A Methodist pastor was defrocked for performing a marriage ceremony between his homosexual son and another man, an act that goes against the edicts of the denomination, reports the New York Times on Thursday.
Methodist Rev. Frank Schaefer of Lebanon, Pa. said Thursday that he will appeal United Methodist Church officials’ decision to defrock him, essentially stripping him of his rank and title after a formal “church trial” was held.
According to church officials, their "Book of Discipline" condemns Schaefer’s behavior, and the fact that he wedded two homosexual men – despite one being his son – is expressly forbidden in Scripture. Schaefer was told to resign if he could not respect the rules; he refused and church officials annulled his position in the church hierarchy.
Those who convicted him said Schaefer needs to understand that his actions supporting a gay union are “incompatible with Christian teaching.” The Bible does condemn acts of homosexuality, speaking of the practice as being “detestable” in God’s eyes (Leviticus 18:22).
“God gave them up to disgraceful sexual appetites, for both their females changed the natural use of themselves into one contrary to nature; and likewise even the males left the natural use of the female and became violently inflamed in their lust toward one another, males with males, working what is obscene.”—Romans 1:26, 27.

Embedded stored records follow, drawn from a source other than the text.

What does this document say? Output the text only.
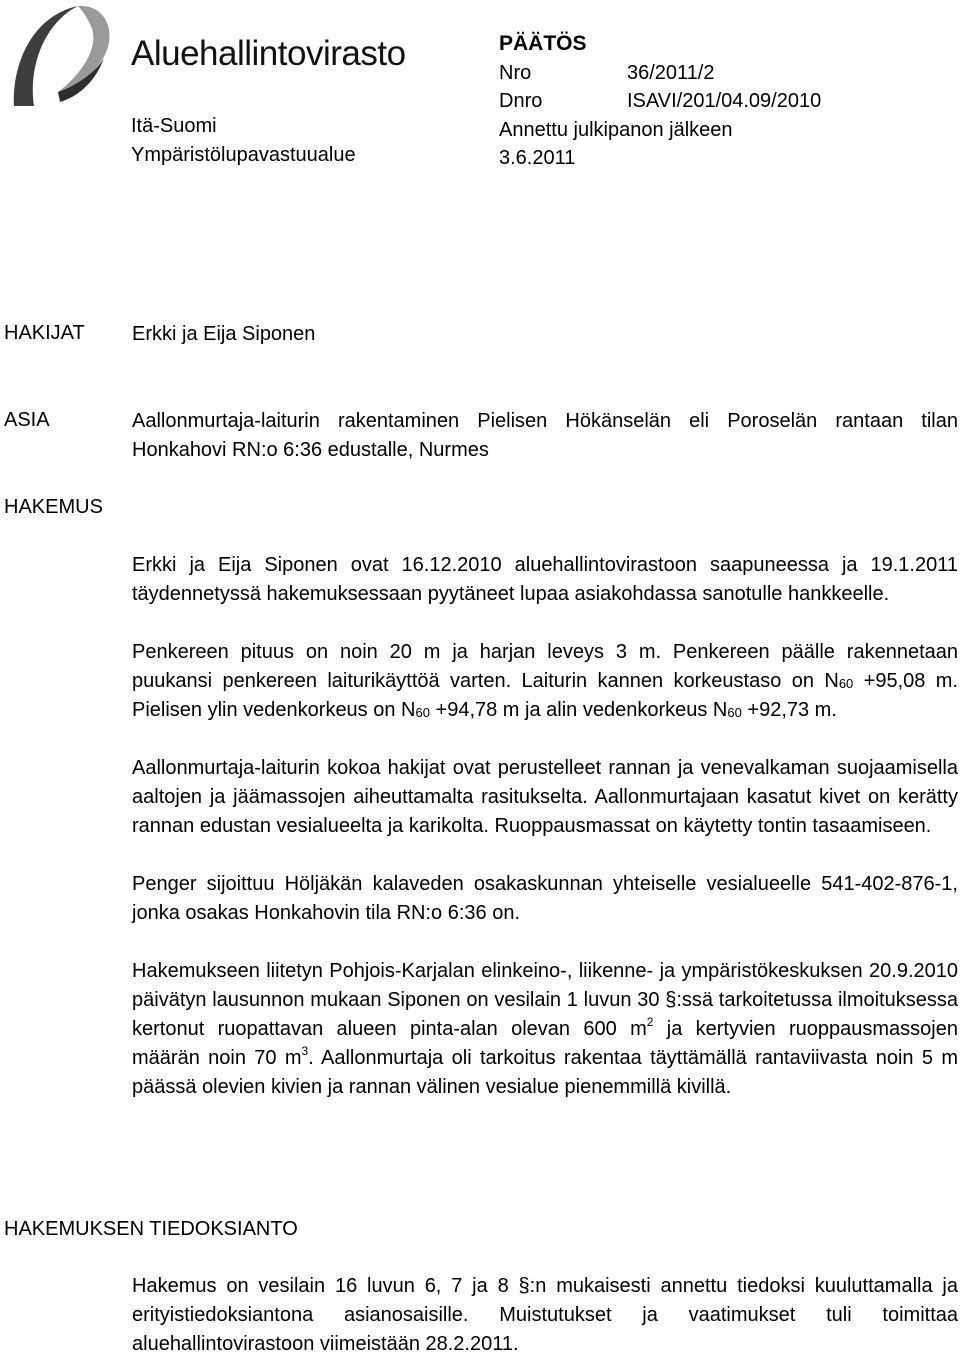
Aluehallintovirasto
Itä-Suomi
Ympäristölupavastuualue
PÄÄTÖS
Nro	36/2011/2
Dnro	ISAVI/201/04.09/2010
Annettu julkipanon jälkeen
3.6.2011
HAKIJAT Erkki ja Eija Siponen
ASIA	Aallonmurtaja-laiturin rakentaminen Pielisen Hökänselän eli Poroselän rantaan tilan Honkahovi RN:o 6:36 edustalle, Nurmes
HAKEMUS

Erkki ja Eija Siponen ovat 16.12.2010 aluehallintovirastoon saapuneessa ja 19.1.2011 täydennetyssä hakemuksessaan pyytäneet lupaa asiakohdassa sanotulle hankkeelle.

Penkereen pituus on noin 20 m ja harjan leveys 3 m. Penkereen päälle rakennetaan puukansi penkereen laiturikäyttöä varten. Laiturin kannen korkeustaso on $N_{60} +95,08$ m. Pielisen ylin vedenkorkeus on $N_{60} +94,78$ m ja alin vedenkorkeus $N_{60} +92,73$ m.

Aallonmurtaja-laiturin kokoa hakijat ovat perustelleet rannan ja venevalkaman suojaamisella aaltojen ja jäämassojen aiheuttamalta rasitukselta. Aallonmurtajaan kasatut kivet on kerätty rannan edustan vesialueelta ja karikolta. Ruoppausmassat on käytetty tontin tasaamiseen.

Penger sijoittuu Höljäkän kalaveden osakaskunnan yhteiselle vesialueelle 541-402-876-1, jonka osakas Honkahovin tila RN:o 6:36 on.

Hakemukseen liitetyn Pohjois-Karjalan elinkeino-, liikenne- ja ympäristökeskuksen 20.9.2010 päivätyn lausunnon mukaan Siponen on vesilain 1 luvun 30 §:ssä tarkoitetussa ilmoituksessa kertonut ruopattavan alueen pinta-alan olevan 600 $m^2$ ja kertyvien ruoppausmassojen määrän noin 70 $m^3$. Aallonmurtaja oli tarkoitus rakentaa täyttämällä rantaviivasta noin 5 m päässä olevien kivien ja rannan välinen vesialue pienemmillä kivillä.

HAKEMUKSEN TIEDOKSIANTO
Hakemus on vesilain 16 luvun 6, 7 ja 8 §:n mukaisesti annettu tiedoksi kuuluttamalla ja erityistiedoksiantona asianosaisille. Muistutukset ja vaatimukset tuli toimittaa aluehallintovirastoon viimeistään 28.2.2011.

At 1 Corinthians 6:9, 10, the Bible clearly states that “men who lie with men” are included in those who “will not inherit God’s kingdom.”
Such scriptural principles were waylaid by Rev. Schaefer, said church spokesman John Coleman. In response, Schaefer said he was “hopeful that it wouldn’t come to what it came to — my defrockment.”
"I will continue to be a voice for the LGBT (lesbian, gay, bisexual, and transgender) community," Schaefer said Thursday. "Jesus called us to be inclusive," he added.
According to NBC News, Schaefer, who has three gay children, said he will appeal the decision on the basis that he was suspended for the wedding he already performed, and that officials are severely punishing him at the same time that they are warning him.
"I am actively committing to having those discriminatory laws changed and banished from our Book of Discipline," Schaefer said earlier in the week. "That's the only way I can reconcile being a United Methodist at this point."
“I am upset and I’m disappointed but I’m not upset at people, or my colleagues or the church, I’m upset at the exclusionary policies that we have in place, and we must change those policies,” Schaefer said Thursday.